Yes, but it is a very common extension. It basically will
always be present when you are running the X server locally.
It would be possible to be smart and disable the signal handlers
in the cases they aren't needed, but I'm not sure if that
is a good idea. If they are a problem for an application,
then if they are disabled on the machine the developer is
developing on, the developer will be in for a nasty suprise
when other people start to use the program. I think an
all-or-none approach is probably better than conditionalizing
it.
For debugging core dumps, any developer should be
compiling with --enable-debug, and you can generally get
a traceback for reproducible problems by running even
a non-enable-debug version of GTK+ under a debugger.
(The debugger will trap the SEGV signal).
> > * Also, gdk_key_repeat_disable() disables key-repeat globally,
> > so the exit function tries to restore that.
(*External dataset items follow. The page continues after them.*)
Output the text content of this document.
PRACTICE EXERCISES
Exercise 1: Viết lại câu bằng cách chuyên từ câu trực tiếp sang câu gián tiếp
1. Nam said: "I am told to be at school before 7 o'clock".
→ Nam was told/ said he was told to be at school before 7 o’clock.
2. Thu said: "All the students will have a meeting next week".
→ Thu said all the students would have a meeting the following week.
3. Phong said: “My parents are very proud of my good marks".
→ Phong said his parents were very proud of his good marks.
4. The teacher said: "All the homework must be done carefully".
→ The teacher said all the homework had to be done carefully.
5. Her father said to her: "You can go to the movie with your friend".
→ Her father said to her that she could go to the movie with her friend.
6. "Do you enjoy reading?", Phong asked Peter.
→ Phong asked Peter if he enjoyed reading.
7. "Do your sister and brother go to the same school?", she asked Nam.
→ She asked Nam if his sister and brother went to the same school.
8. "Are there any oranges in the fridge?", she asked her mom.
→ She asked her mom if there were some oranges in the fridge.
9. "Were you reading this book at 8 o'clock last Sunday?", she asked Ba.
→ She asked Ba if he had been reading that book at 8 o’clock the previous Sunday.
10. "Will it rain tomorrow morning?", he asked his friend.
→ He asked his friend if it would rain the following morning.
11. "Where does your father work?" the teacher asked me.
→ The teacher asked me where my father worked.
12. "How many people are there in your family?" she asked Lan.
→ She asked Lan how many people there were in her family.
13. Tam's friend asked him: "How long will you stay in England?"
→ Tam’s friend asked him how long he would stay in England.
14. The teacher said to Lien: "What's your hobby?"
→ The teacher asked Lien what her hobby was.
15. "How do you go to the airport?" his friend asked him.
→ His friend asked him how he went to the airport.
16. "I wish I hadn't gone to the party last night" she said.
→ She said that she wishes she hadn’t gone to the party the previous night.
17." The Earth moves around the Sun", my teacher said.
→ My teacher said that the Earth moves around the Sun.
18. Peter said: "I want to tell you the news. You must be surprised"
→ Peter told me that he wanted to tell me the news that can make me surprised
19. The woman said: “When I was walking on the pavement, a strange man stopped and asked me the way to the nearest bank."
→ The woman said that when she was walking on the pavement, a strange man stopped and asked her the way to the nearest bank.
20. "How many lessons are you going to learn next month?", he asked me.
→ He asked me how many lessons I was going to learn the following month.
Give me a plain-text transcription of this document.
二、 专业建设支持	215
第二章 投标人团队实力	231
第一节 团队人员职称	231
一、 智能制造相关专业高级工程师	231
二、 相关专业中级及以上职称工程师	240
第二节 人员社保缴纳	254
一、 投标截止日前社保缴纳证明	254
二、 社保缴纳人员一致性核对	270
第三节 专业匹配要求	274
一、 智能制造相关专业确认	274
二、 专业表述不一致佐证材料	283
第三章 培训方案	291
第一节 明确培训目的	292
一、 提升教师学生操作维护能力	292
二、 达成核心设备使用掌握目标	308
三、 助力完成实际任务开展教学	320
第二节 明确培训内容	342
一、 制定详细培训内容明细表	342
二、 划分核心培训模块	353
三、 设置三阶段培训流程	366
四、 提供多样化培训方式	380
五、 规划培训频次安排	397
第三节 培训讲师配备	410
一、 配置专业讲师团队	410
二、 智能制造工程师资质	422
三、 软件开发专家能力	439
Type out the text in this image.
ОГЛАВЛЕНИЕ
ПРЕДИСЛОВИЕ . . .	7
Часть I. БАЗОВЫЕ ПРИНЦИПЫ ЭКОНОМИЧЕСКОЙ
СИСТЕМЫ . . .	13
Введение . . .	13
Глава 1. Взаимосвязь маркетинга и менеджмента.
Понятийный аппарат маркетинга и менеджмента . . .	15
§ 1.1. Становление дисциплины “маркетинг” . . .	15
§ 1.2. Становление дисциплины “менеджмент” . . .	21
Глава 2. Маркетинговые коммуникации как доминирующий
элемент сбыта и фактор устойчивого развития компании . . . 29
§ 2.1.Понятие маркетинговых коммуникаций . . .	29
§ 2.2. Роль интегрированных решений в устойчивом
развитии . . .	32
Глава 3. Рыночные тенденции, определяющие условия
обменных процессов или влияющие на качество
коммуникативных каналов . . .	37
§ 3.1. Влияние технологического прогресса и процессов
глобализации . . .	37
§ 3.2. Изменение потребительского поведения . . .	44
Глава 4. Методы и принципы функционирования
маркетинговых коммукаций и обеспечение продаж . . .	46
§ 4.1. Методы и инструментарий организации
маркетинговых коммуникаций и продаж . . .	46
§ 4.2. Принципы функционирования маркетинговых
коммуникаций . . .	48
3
That the
> > key-repeat is global is a defect of X, but I think it
> > may be possible to work around that by looking for
> > key-release / press pairs with identical timestamps and
> > ignoring them.
>
> is this really necessary? would it be possible for any program
> that needs to gdk_key_repeat_disable() to install their own
> signal handler to cleanup and restore the repeat key? this
> seems to make more sense to me since gdk_key_repeat_disable()
> does not appear to be used anywhere in gdk/gtk itself, so it's
> not something that's necessary to the execution of gdk/gtk.
> hence, let whomever needs to use it (e.g, the application)
> cleanup after itself.
I'm more concerned about the shared memory segments. I'd
like to get rid of the global key-repeat setting in any case.